Are there any public domain math libraries that one could use? Or at least have reasonable licences for gamedev?
The one problem I see with avoiding the c runtime is replacing the math library functions.
Especially these ones: sin, cos, atan2, sqrt.

Also do you write your own optimized memcpy, memcmp etc when you don't use the c runtime, or do you just make the compiler emit intrinsics for them?

ratchetfreak

#6912

May 9, 2016

sin, cos and atan2 are not really necessary for game code. If you have to get the angle with atan2 from a cos and sin you will probably be sending the angle (possibly slightly modified) back through to sin or cos a bit later. You can probably optimize that roundtrip out using some trig identities.

Either way sin, cos, invsqrt (= 1/sqrt(x) from which you can get the sqrt: sqrt(x) = x*invsqrt(x)) and even memcpy have machine instructions for them. So the general solution is to use assembly or intrinsics to invoke them.

Mārtiņš Možeiko

#6921

May 9, 2016

Sometimes sin/cos are needed. For example, to construct rotation matrix from users input (ingame editor or something).

@Cranky: for sin/cos I suggest to look at http://gruntthepeon.free.fr/ssemath/ page. It has very permissive license (zlib). And it has SSE and NEON optimized sin/cos/exp/log implementations with very good accuracy and performance. For sqrt there is SSE intrinsic that generates 1 instruction - _mm_sqrt_ss (or _mm_sqrt_ps for 4x floats). For atan2 you can check out this code: https://github.com/michael-quinlan/ut-sse/blob/master/sse/sseMath.h (MIT license) It uses bunch of functions, but you can extract raw SSE intrinsics for atan2 code.

As for memcpy - usually you just do for loop, like Casey does, and copy needed data manually. This way compiler can optimize this copy better than generic memcpy. If it sees that length is 8 bytes, then it can generate just one mov instruction in x86_64.

For generic whatever-amount-of-bytes memcpy you can use architecture specific stuff. For example, on Intel arch you can use simple rep movsb instruction:

inline void CopyMemory(uint8_t* dst, const uint8_t* src, size_t size)
{
    assert(src >= dst + size || src + size <= dst); // only for non-overlapping ranges
    __movsb(dst, src, size);
}

For discussion about how to implement memcpy and benchmarks for different implementations see this topic: https://hero.handmade.network/forums/code-discussion/t/157
rep movsb on modern CPU's is not so bad. CPU's have special optimizations for it.

@ratchetfreak: while x86 CPU has FPU instructions for sin/cos/atan2 you really shouldn't use them. SSE/SSE2 will give you better performance. And on x86_64 code it will avoid transferring values from SSE to x87 FPU registers and back again.
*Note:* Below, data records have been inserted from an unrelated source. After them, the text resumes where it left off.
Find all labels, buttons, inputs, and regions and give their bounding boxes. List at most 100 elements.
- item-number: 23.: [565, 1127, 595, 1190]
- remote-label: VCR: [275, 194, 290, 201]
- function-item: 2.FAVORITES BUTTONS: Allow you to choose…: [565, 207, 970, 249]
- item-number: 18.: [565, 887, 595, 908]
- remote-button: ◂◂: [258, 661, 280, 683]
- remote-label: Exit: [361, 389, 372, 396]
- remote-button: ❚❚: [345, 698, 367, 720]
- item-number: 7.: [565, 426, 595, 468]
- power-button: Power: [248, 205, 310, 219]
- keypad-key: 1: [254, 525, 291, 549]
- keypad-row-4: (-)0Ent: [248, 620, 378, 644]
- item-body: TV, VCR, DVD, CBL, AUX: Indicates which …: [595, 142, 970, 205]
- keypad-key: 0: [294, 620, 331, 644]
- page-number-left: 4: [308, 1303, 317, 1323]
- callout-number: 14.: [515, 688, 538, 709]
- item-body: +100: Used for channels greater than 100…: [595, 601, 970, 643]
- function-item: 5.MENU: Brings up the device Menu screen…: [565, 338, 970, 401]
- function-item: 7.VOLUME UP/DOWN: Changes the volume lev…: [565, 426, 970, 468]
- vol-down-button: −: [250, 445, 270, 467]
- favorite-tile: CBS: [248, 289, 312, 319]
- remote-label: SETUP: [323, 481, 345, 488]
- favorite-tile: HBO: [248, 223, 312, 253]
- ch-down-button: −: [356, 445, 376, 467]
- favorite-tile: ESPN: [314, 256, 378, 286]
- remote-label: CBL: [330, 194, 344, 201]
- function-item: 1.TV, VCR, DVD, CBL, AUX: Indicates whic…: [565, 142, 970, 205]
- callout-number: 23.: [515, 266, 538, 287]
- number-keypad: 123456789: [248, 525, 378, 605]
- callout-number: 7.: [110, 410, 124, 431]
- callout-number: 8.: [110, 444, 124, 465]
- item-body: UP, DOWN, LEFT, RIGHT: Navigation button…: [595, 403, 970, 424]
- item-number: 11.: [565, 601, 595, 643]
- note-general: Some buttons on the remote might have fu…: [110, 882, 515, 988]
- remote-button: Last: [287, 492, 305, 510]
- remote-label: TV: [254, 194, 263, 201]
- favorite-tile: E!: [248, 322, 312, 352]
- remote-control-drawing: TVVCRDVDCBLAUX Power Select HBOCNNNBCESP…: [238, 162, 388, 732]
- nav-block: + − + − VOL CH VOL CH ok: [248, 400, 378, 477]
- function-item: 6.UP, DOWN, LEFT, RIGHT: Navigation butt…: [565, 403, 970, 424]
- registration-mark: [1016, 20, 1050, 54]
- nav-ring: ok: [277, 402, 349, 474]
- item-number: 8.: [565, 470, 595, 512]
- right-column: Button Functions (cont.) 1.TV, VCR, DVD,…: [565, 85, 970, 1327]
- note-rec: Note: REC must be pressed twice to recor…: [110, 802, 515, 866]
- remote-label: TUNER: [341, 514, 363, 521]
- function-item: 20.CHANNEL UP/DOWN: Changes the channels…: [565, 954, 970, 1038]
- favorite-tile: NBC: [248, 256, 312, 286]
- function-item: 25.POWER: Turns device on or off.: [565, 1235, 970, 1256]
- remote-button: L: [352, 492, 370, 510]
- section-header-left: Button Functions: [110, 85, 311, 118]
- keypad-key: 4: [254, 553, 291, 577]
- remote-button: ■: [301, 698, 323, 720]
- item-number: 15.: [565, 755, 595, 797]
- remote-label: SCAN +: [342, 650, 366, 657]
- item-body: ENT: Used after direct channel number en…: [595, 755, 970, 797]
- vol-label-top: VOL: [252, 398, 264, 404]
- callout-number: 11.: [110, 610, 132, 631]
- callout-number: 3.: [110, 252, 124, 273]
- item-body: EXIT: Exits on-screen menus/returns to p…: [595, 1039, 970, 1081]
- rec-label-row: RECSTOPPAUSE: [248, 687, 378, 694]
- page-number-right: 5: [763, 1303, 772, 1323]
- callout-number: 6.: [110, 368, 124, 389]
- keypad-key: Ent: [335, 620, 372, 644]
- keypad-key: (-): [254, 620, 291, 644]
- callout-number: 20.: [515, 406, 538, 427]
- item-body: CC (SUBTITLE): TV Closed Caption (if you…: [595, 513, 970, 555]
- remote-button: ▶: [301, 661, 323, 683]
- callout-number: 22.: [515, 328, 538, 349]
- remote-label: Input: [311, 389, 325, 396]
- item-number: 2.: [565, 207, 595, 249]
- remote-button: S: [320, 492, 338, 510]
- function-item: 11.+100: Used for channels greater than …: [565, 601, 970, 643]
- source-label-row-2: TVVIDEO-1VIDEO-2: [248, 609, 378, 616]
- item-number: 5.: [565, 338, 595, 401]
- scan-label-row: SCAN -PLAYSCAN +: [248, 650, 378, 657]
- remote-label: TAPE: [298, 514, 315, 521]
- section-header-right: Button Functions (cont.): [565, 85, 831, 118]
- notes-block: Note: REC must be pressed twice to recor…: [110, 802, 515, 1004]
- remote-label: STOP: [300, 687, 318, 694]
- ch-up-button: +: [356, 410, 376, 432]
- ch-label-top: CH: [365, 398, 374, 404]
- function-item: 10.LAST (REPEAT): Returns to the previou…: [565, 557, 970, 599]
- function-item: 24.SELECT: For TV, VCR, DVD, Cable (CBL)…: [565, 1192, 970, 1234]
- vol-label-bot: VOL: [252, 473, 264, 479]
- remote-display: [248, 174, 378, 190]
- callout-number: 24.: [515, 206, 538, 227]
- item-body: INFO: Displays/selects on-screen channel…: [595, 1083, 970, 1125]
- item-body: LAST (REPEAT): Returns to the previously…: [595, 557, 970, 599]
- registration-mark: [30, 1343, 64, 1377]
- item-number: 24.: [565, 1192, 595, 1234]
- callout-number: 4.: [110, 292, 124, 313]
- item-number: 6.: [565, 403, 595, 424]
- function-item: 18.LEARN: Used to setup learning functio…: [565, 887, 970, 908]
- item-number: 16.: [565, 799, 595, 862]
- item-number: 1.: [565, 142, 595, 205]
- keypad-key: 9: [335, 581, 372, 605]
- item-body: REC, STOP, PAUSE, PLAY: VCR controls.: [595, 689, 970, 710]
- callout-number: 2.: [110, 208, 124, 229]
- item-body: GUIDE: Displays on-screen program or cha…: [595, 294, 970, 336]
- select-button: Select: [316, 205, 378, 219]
Edited by Mārtiņš Možeiko on May 9, 2016, 5:59pm

1

#8414

September 4, 2016

I was wondering what you thought of an alternative I found. If you change the entry function with the /ENTRY linker option, avoiding the crt entry function and also not using the crt anywhere else, the only function you depend on from the crt dlls in an optimised build is memset. Then you can statically link in only that function. This way you totally sidestep all the intrinsic functions and any other compiler functionality having to be copied or reimplemented. After all we want these functions anyway so I don't see a problem with getting them normally. It would probably be fine to use other simple functions like math ones too. As far as I can tell this works as you would want it to, but i'm not an expert.

Mārtiņš Možeiko

#8422

September 4, 2016

Yes, that is also an option what you can do to avoid CRT startup functionality. But the point of this topic was to avoid whole C runtime, because some people want to see (or write) all the code that runs in your program and not rely on some unknown code inserted by compiler.